Saturday, January 30, 2016

Index Rebuild vs Reorganize

Have you ever asked that question which ALTER INDEX operation to use Rebuild or Reorganize?

And you probably know the answer from MSDN: https://msdn.microsoft.com/en-us/library/ms189858.aspx

It states:


How many times you've followed that rule?
How many times you've answered that question on a job interview?

And now ask yourself: Were you right then?
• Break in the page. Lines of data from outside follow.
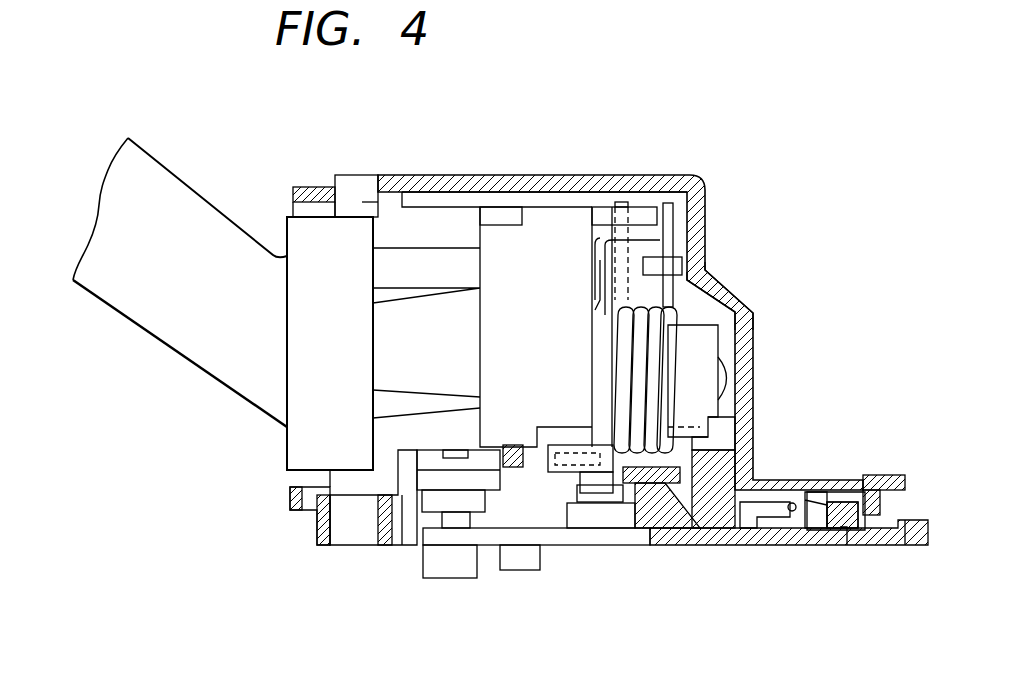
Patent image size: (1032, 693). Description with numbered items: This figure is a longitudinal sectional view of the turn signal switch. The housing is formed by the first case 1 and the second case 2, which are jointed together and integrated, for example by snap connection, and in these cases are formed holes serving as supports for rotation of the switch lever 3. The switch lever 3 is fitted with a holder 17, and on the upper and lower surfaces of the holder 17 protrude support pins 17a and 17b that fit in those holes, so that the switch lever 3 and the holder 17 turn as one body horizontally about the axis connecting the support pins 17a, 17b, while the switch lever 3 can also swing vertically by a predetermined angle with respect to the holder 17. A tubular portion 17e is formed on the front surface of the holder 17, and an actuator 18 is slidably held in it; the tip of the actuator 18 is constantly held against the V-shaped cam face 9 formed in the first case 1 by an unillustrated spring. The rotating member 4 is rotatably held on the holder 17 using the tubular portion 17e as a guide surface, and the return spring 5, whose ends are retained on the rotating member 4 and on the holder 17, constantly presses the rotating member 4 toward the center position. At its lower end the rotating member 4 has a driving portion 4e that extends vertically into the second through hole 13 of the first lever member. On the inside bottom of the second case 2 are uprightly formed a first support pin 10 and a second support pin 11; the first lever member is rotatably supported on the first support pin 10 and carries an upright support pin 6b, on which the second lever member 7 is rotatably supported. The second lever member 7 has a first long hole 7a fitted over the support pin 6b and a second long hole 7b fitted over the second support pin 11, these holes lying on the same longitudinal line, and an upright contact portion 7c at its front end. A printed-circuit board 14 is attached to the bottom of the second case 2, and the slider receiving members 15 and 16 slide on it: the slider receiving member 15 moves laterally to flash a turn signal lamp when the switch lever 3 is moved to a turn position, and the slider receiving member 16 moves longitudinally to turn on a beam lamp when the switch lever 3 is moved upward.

The first case 1 is at (620, 304).
The second case 2 is at (777, 553).
The switch lever 3 is at (225, 208).
The rotating member 4 is at (605, 267).
The driving portion 4e is at (565, 465).
The return spring 5 is at (670, 314).
The support pin 6b is at (818, 508).
The second lever member 7 is at (723, 480).
The first long hole 7a is at (818, 512).
The second long hole 7b is at (733, 518).
The contact portion 7c is at (892, 473).
The cam face 9 is at (757, 338).
The first support pin 10 is at (627, 462).
The second support pin 11 is at (770, 513).
The second through hole 13 is at (540, 463).
The printed-circuit board 14 is at (450, 545).
The slider receiving member 15 is at (627, 522).
The slider receiving member 16 is at (445, 480).
The holder 17 is at (500, 240).
The support pin 17a is at (357, 185).
The support pin 17b is at (345, 513).
The tubular portion 17e is at (700, 338).
The actuator 18 is at (757, 390).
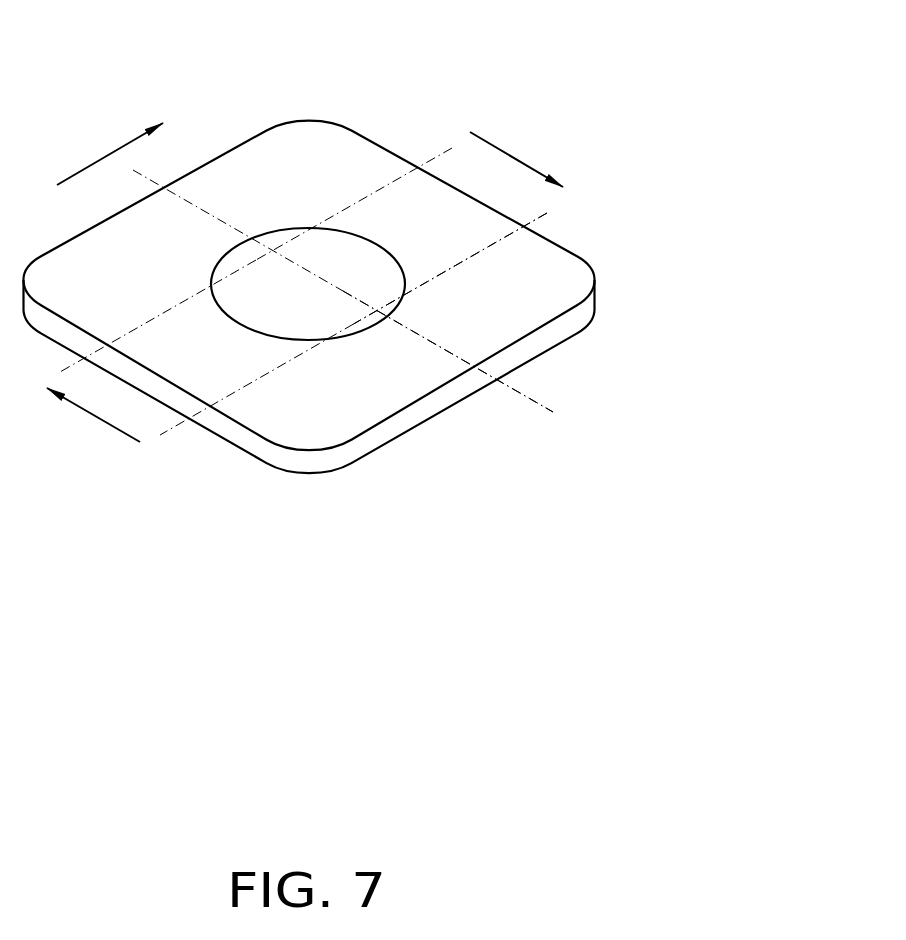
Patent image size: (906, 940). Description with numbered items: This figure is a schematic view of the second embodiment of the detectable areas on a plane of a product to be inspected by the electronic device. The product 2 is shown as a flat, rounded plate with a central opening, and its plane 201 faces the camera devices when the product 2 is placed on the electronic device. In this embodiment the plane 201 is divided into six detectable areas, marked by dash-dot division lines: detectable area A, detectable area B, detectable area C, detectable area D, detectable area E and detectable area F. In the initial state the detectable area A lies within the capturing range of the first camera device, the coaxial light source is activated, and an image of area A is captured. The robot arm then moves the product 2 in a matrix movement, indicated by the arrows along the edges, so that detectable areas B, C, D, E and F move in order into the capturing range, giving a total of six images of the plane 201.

The product 2 is at (309, 265).
The plane 201 is at (309, 299).
The detectable area A is at (444, 351).
The detectable area B is at (257, 379).
The detectable area C is at (158, 311).
The detectable area D is at (292, 219).
The detectable area E is at (451, 268).
The detectable area F is at (448, 312).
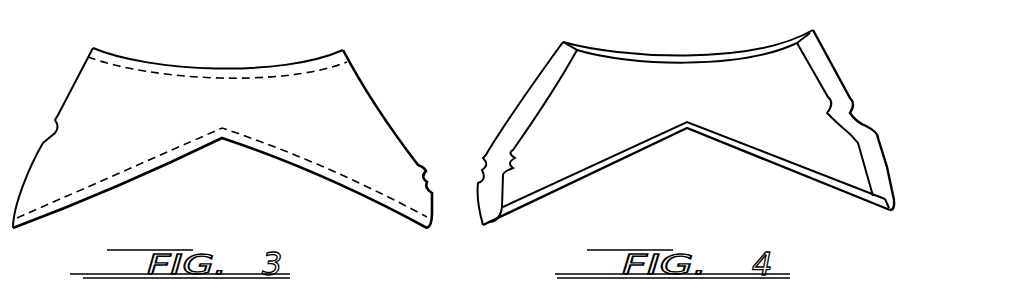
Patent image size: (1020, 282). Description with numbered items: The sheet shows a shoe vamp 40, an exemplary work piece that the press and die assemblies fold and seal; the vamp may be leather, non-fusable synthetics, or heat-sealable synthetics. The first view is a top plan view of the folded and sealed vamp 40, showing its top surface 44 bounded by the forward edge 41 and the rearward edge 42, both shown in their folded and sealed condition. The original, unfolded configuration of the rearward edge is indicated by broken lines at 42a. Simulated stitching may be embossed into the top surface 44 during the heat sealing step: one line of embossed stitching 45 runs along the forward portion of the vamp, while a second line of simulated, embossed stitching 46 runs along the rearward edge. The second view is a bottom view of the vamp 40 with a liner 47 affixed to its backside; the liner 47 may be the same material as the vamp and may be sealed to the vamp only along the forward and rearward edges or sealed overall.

In FIG. 4, the shoe vamp 40 is at (699, 127).
In FIG. 3, the forward edge 41 is at (222, 68).
In FIG. 4, the forward edge 41 is at (630, 50).
In FIG. 4, the rearward edge 42 is at (810, 176).
In FIG. 3, the original configuration of rearward edge 42a is at (307, 168).
In FIG. 3, the top surface 44 is at (347, 134).
In FIG. 4, the top surface 44 is at (872, 152).
In FIG. 3, the embossed stitching 45 is at (223, 80).
In FIG. 3, the second line of simulated embossed stitching 46 is at (145, 159).
In FIG. 4, the liner 47 is at (800, 85).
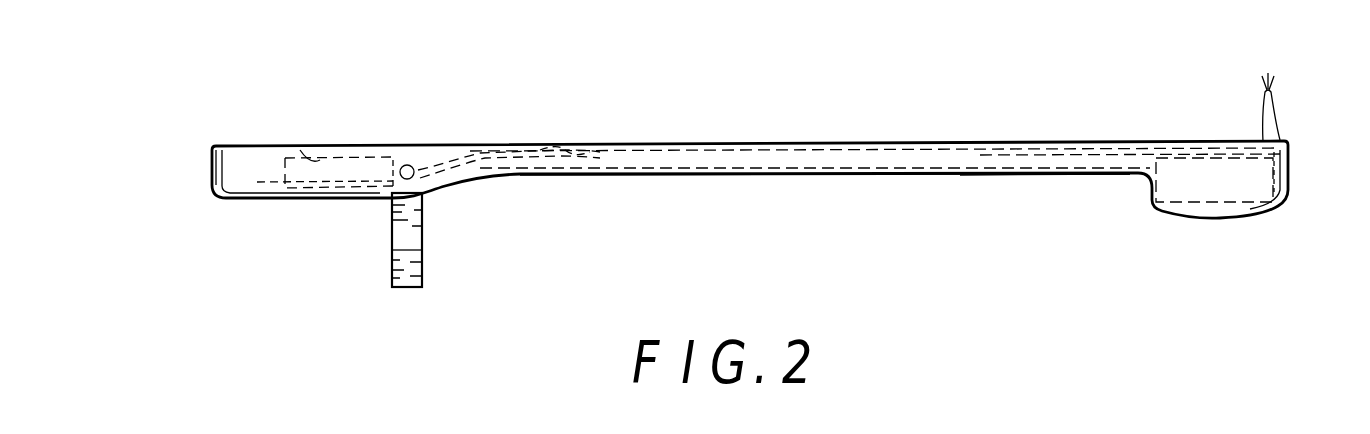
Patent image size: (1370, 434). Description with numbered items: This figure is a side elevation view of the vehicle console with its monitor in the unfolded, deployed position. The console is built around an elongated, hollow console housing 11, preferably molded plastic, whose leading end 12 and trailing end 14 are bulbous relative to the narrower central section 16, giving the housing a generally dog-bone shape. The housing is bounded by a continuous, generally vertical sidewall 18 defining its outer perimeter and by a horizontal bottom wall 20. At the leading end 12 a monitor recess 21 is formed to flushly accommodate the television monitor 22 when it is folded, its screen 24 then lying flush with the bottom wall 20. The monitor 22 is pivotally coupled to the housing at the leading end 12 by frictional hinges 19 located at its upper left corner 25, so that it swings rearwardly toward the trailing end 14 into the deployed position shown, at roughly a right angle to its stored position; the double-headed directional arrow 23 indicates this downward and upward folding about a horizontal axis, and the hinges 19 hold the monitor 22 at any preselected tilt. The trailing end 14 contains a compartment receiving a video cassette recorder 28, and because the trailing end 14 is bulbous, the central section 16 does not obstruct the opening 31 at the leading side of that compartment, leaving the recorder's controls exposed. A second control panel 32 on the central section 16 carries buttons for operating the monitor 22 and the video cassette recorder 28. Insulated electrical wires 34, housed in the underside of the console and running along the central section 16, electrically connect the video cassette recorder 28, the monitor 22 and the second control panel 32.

The console housing 11 is at (840, 143).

Have you ever tested that approach?

My answers to these two questions are: "No" and "Yes".

That happened that two years ago I serviced one client with very busy database, which suffered from high Index Fragmentation.
I've tried to use approach from MSDN to address Fragmentation by Rebuild or Reorganize.
Very quickly I've noticed that "Reorganize" runs too long in their environment and Index Rebuild works much quicker for tables with Fragmentation as low as 10%-15%.

At that time I did not have time and desire to deeply research that case, but very heavy hesitation has shaken my believe in MSDNs Re-Indexing rule.

Recently I've hit same issue again and finally decided to do a research.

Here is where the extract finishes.